Mario Bertoni: "cidadãos de segunda classe tratados com um viés altamente discriminatório" (Foto Desiderio Peron / Arquivo Revista Insieme)

Terminou mal um agendamento para a obtenção de passaporte italiano junto ao Consulado Geral da Itália em Curitiba. “Minha filha não conseguiu o passaporte; não remarcaram nada; perdeu o agendamento”, disse o cidadão italiano Mario Roberto Bertoni ao denunciar o fato em longa carta enviada à redação de Insieme.

O fato ocorreu há alguns dias, deixando, segundo o signatário, “inconformismo e desilusão”. Um funcionário consular chegou, em tom de ameaça, a dizer “saiba que você está em território italiano”. A filha de Bertoni saiu do consulado chorando.

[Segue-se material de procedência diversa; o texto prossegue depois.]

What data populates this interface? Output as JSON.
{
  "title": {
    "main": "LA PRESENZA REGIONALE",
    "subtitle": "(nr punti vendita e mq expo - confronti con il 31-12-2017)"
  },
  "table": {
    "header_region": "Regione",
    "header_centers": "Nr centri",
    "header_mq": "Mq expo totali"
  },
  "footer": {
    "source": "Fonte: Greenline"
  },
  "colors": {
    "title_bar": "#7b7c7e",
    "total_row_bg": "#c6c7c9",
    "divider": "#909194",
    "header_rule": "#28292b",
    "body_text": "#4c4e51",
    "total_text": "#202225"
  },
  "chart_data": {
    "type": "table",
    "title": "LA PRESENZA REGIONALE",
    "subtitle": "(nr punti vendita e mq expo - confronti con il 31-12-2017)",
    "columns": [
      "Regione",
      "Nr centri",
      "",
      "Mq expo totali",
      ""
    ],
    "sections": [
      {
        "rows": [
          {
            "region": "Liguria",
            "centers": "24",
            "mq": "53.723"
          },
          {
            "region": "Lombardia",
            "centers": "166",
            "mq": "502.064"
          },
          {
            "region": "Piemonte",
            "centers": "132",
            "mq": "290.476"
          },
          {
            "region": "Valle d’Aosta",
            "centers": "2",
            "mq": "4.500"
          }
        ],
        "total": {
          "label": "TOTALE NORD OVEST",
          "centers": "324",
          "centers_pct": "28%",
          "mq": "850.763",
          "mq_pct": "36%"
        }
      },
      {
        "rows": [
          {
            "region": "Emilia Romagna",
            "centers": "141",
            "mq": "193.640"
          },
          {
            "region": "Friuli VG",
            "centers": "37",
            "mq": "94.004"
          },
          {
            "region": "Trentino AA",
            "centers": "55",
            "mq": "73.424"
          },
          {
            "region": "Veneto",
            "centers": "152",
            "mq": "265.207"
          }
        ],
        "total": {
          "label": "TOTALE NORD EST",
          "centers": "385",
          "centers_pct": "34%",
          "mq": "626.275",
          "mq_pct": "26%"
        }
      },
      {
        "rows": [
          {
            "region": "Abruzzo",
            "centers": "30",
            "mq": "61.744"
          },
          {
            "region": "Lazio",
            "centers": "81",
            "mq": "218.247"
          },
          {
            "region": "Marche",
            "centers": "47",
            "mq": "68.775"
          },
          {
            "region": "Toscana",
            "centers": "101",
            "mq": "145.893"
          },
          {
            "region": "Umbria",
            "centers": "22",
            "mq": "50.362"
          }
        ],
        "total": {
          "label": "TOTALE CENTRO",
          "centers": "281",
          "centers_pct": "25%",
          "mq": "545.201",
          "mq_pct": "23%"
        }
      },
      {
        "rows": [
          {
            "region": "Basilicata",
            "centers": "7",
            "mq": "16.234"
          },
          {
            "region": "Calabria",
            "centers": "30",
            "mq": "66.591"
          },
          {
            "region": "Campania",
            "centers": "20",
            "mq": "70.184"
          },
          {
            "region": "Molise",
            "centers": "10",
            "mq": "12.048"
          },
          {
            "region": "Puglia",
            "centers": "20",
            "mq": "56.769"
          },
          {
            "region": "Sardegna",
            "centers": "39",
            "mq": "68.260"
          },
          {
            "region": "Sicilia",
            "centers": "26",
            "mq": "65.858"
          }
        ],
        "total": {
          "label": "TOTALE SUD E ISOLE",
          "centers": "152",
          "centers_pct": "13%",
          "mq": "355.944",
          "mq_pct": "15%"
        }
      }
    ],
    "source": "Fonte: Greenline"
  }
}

Seu agendamento fora conseguido através de assessoria, mediante pagamento, após quase um ano de tentativas inúteis, como ocorre com a maioria, devido ao sistema do “prenota online”, já considerado pelo próprio titular do consulado como um “monstro informático”.

PATROCINANDO SUA LEITURA

“A pessoas que tem dupla cidadania (obtida rigorosamente dentro da lei italiana) são consideradas naquele ambiente como cidadãos de segunda classe e com um viés altamente discriminatório”, observa Bertoni na carta. “Temos um problema muito sério de soberba, ironia, má educação e outros tantos adjetivos pejorativos que certamente me levam a concluir que tais pessoas não têm a menor ideia (ou treinamento e supervisão) sobre seu papel naquele órgão”, acrescenta o missivista em outro trecho.

O desentendimento teria ocorrido quando a requerente do passaporte apresentou documento de identidade brasileiro expedido há mais de dez anos – um fato, segundo Bertoni, que não se sustenta, pois o documento brasileiro não tem prazo de validade.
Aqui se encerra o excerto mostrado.